There is only one model in the Nexo range, the highly-specified Premium SE. Hyundai has kept things simple, but hasn’t shied away from loading the Nexo with equipment, as you’d expect from the £65,995 price, which includes the government’s £3,500 Plug-in Car Grant (PiCG).

Standard equipment includes adaptive cruise control, dual-zone climate control, heated and ventilated front seats, an electrically-opening tailgate, a heated steering wheel, keyless entry, an eight-speaker Krell premium audio system with amplifier and subwoofer, all-round LED lights, as well as wireless smartphone charging. A full complement of safety kit features, too, and includes autonomous emergency braking and blind spot detection systems. There’s also a clever remote smart parking function which allows the Nexo to park itself, and a blind spot monitor which relays pictures from wing mirror-mounted cameras when the indicator stalk is activated.

How much does it cost to tax?
Because the Nexo is essentially an electric car, it is tax-free in the first year of registration.
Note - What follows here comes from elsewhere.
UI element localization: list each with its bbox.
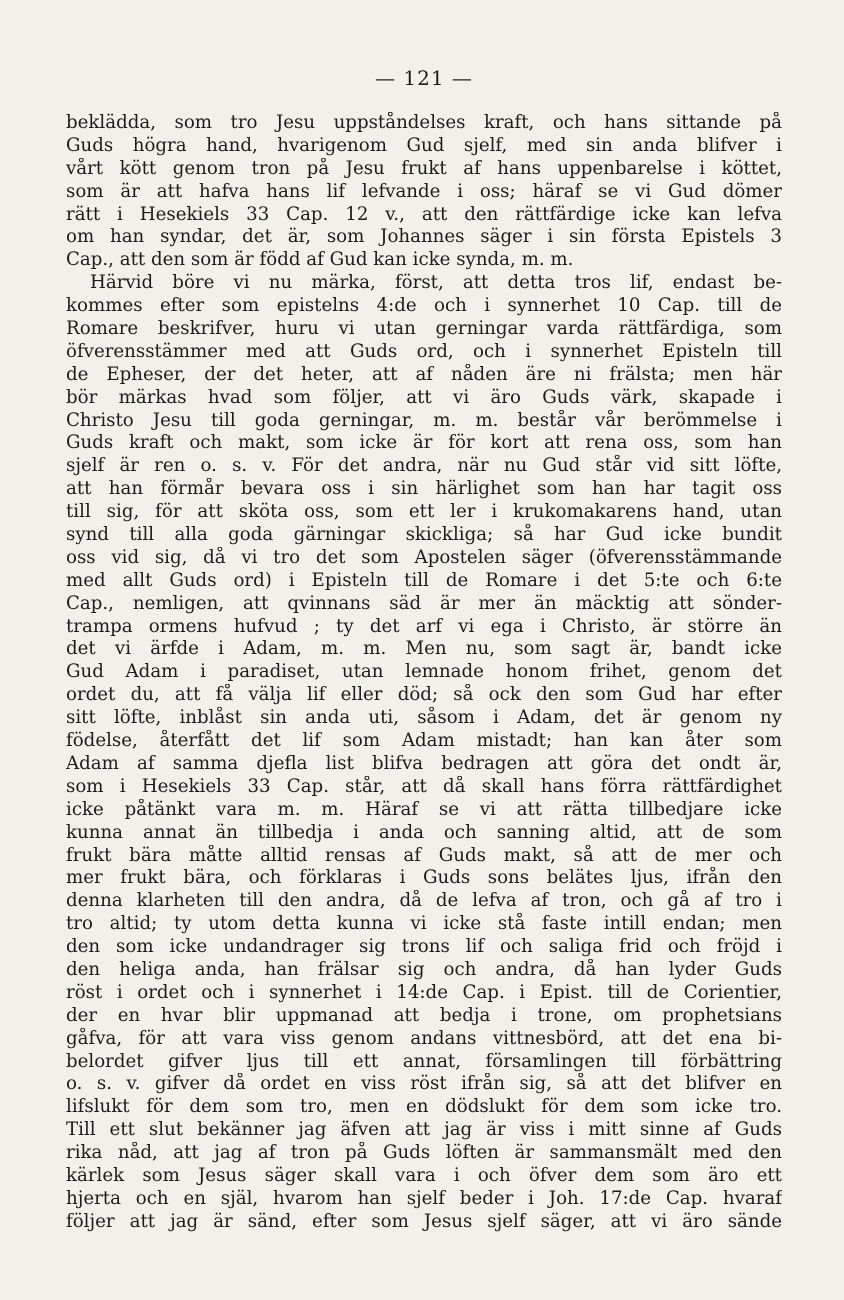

However, as the list price is over the £40,000 ‘Premium Rate’ cap (even when the PiCG is deducted), from year two to year six the Nexo attracts a hefty £320 charge.

It’s better news on the Benefit in Kind (BIK) company car tax front, though, as the fuel cell Hyundai is in the lowest 16 per cent band. A recent review of BIK rates for 2020 onwards will see Nexo drivers pay no company car tax from 2020-2021, along with other electric cars. For 2021-2022, all zero-emission vehicle drivers will pay one per cent, rising to two per cent in 2022-2023.

Why does my fleet need one?
Like the highly successful Kona Electric, the Nexo is a very capable and hugely impressive addition to the zero-emission car pool. Simple to use with a well built and premium feel, and with an enviable potential range, the hydrogen-powered Hyundai’s success will, in part, be determined by the refuelling infrastructure. That aside, though, the GreenFleet Electric Vehicle Manufacturer of the Year 2018 has confirmed that it when it comes to clean mobility, it is a major force to be reckoned with.